In perhaps the best known portion of Ezekiel, the prophet is
shown by the Lord a valley full of dry bones. The picture is one of
hopelessness and death. The bones are not only dead… they are long dead, bleached
by the sun and dried with the passing of time. Son of man, can these bones
live?
These dry bones communicate the idea of too late and lost cause. If these people ever did have any hope,
even hope’s memory is gone now. They are long dead, and there is no one left
even to mourn their passing. Son of man, can these bones live?

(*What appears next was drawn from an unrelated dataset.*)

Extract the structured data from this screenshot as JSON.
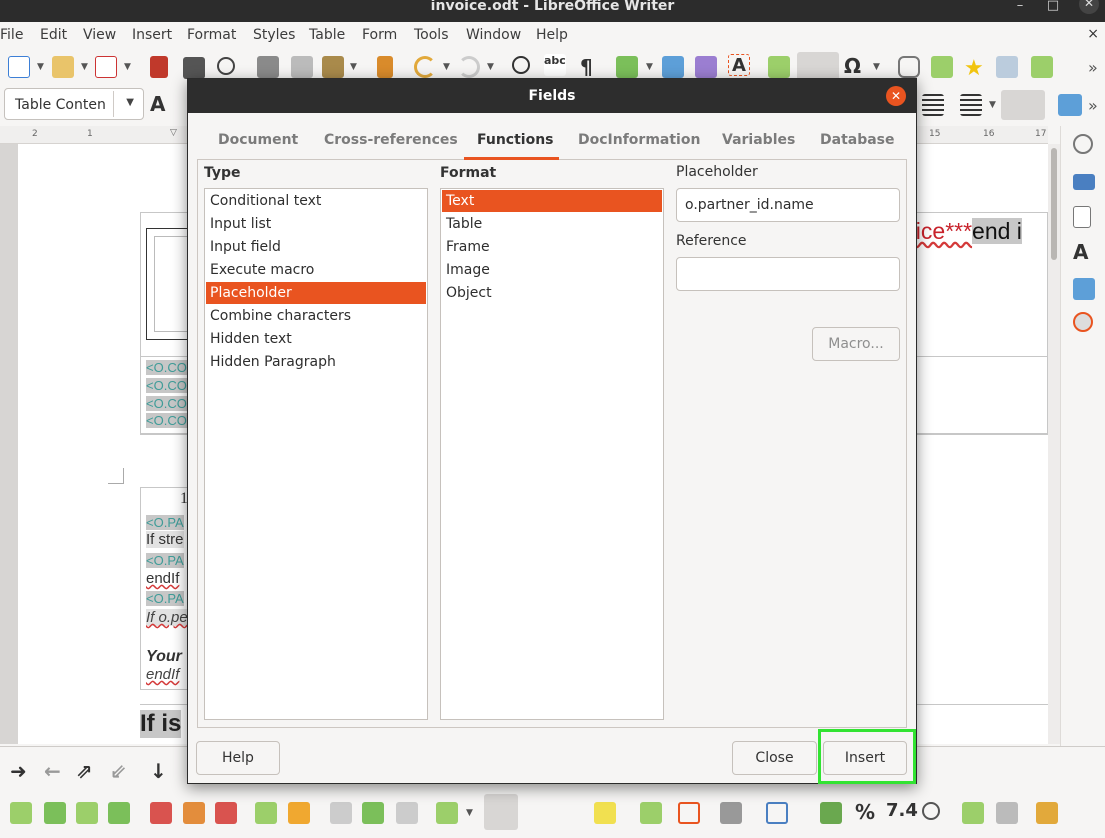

Then something happens. There comes a rattling sound as the
bones rearticulate themselves into human shape; they are covered with tendons,
flesh and skin in a reverse decomposition process, until all they lack is life
itself. “Come, breath, from the four winds and breathe into these slain,
that they may live.” . . . and breath entered them; they came to life and stood
up on their feet – a vast army (vv.
9,10).
Ezekiel’s audience recognized themselves, an exiled people
from a conquered nation, as hopeless as a valley filled with dried bones…
except that God who breathes life even into dry bones can breathe life into an
exiled nation as well.
This passage speaks to anyone who has known that too
late and lost cause feeling. Too late? Lost cause? No such
thing with the very giver of life.
TODAY’S MEDITATION
Have you given up hope?
What would it look like if God breathed life into your dry bones?